Key development: Orchestrated announced merger of WWRE and GNX.
What's next: Blending cultures and technology of each entity.
Almost like a couple who finally agreed to marry after dating for years, the merger of GlobalNetXchange, Chicago, and WorldWide Retail Exchange, Alexandria, Va., was long awaited and well received by the food industry when it was announced in late April.
"Since GNX and the WWRE were founded more than five years ago, the industry has sought a partnership between the two organizations," said Christopher Sellers, chief executive officer, WWRE, in a statement after the announcement.
Sellers, who became CEO of WWRE in February, is now set to become, as executive chairman, the No. 1 executive at the merged GNX-WWRE company. The merger, which Sellers said was expected to be finalized by the end of this month, brings together 45 of the largest global retailers and suppliers that hail from GNX or WWRE. GNX's customers include Kroger and Kmart, while WWRE's charter members include Ahold, Albertsons, Safeway and Delhaize Group. The new company's name has not been announced.
GNX and WWRE offer some overlapping services as well as unique capabilities. WWRE is noted for its data pool function for the new Global Data Synchronization Network, while GNX provides supplier performance management and private-label product development.
Both companies offer auctions/sourcing and collaborative planning forecasting and replenishment -- applications that will be rationalized, the companies said.
Carolyn Hager, e-commerce manager, Food Lion, Salisbury, N.C., a WWRE user, said the GNX-WWRE linkage "provides a stronger and larger base for support [of data synchronization] and more energy to achieve a global vision."
Almost from the moment he joined WWRE, Sellers became involved in determining the feasibility of the merger (which had been tried twice before) and then seeing it through to a conclusion.
"It wasn't my idea, but it was my job to get it done," said Sellers, whose previous roles include co-founder of Syncra Systems, managing director of IRI Infoscan in the United Kingdom, and global director of retail and consumer industries for EDS.
His initial task was to meet personally with each company's board members to "understand the needs of each company and how a merger would address those needs," he said.
Those meetings took him around the world, across 140,000 miles, during his first seven weeks.
Having obtained a consensus to go ahead with the merger, Sellers then tackled the main obstacles. The biggest issue, he said, was "a lack of understanding of each other's business."
The perception of GNX was that of an IPO flush with funding, while WWRE was seen as more of a not-for-profit.
"Those were misunderstandings," he said. "But once we clarified it, we saw the companies had similar goals."
The new company will look at developing some new capabilities, such as a portal over which retailers can share POS data with suppliers.

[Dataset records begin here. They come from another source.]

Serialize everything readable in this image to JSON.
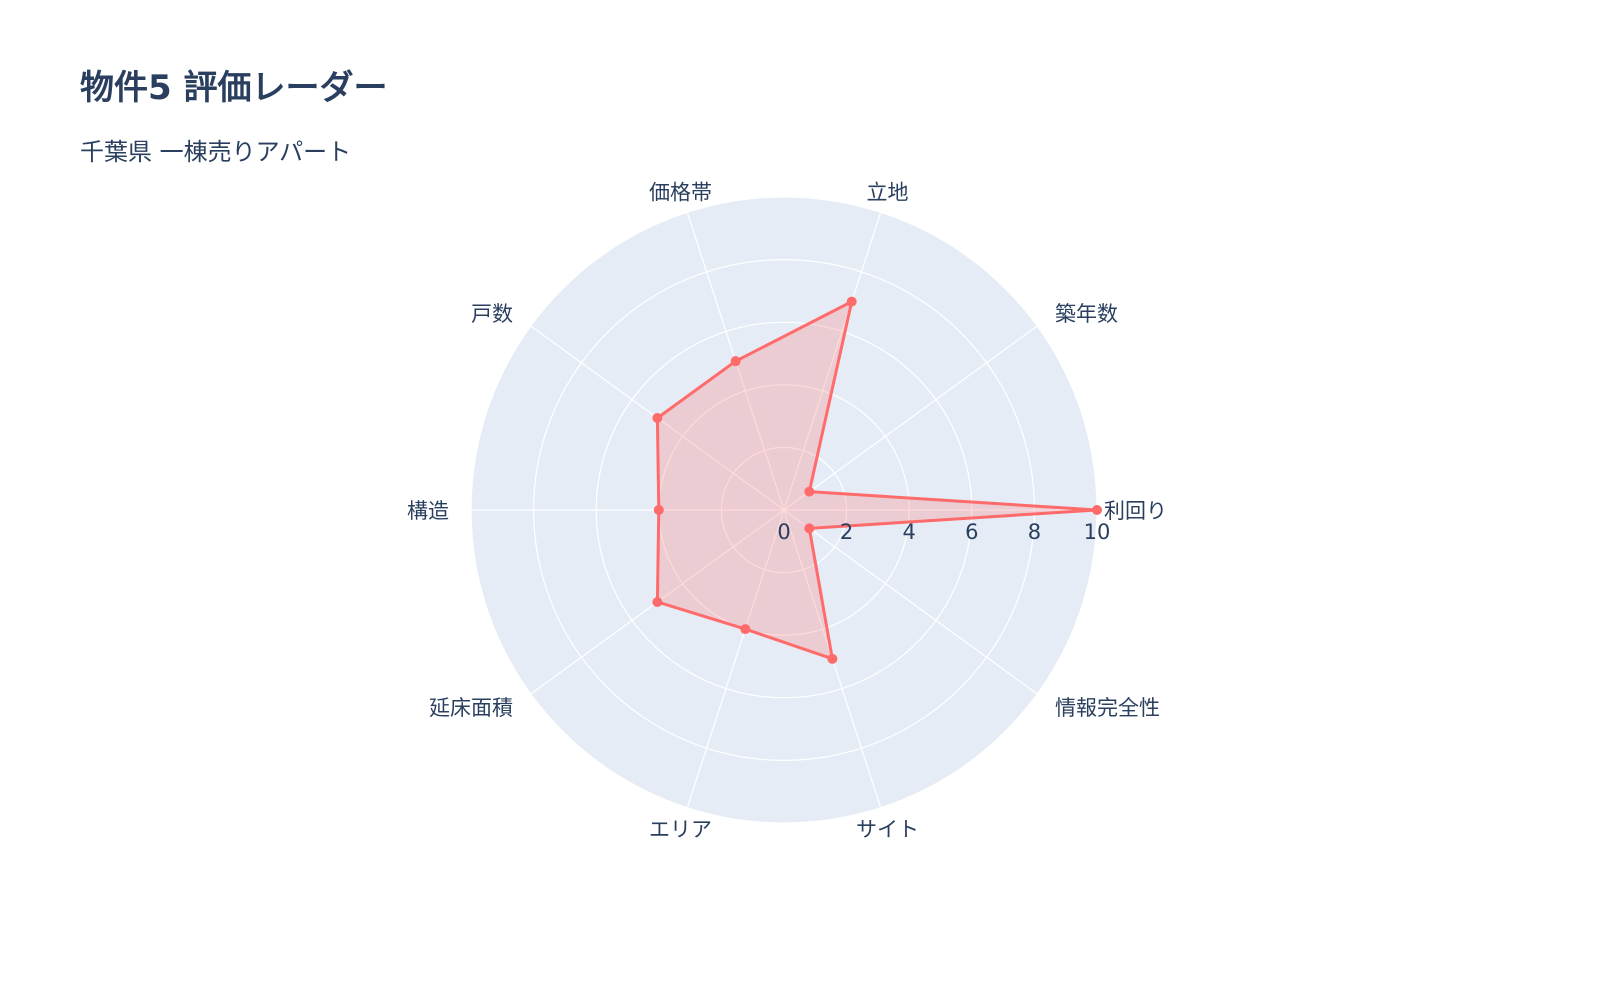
{
  "title": "物件5 評価レーダー",
  "subtitle": "千葉県 一棟売りアパート",
  "chart_data": {
    "type": "radar",
    "title": "物件5 評価レーダー",
    "subtitle": "千葉県 一棟売りアパート",
    "categories": [
      "利回り",
      "築年数",
      "立地",
      "価格帯",
      "戸数",
      "構造",
      "延床面積",
      "エリア",
      "サイト",
      "情報完全性"
    ],
    "values": [
      10,
      1,
      7,
      5,
      5,
      4,
      5,
      4,
      5,
      1
    ],
    "radial_range": [
      0,
      10
    ],
    "radial_ticks": [
      "0",
      "2",
      "4",
      "6",
      "8",
      "10"
    ],
    "grid": true,
    "colors": {
      "line": "#FF6B6B",
      "fill": "rgba(255,107,107,0.25)",
      "polar_bg": "#E5ECF6",
      "grid": "#FFFFFF"
    }
  }
}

Sellers called this "the Retail Link [Wal-Mart's portal] for the rest of the world."
The GNX-WWRE merger announcement came just a few weeks before Transora, Chicago and UCCnet, Lawrenceville, N.J., announced their own intention to merge.
"We were told their [merger] was a result of ours, but the concept was out there a long time," Sellers said. UCCnet has denied any connection between the mergers.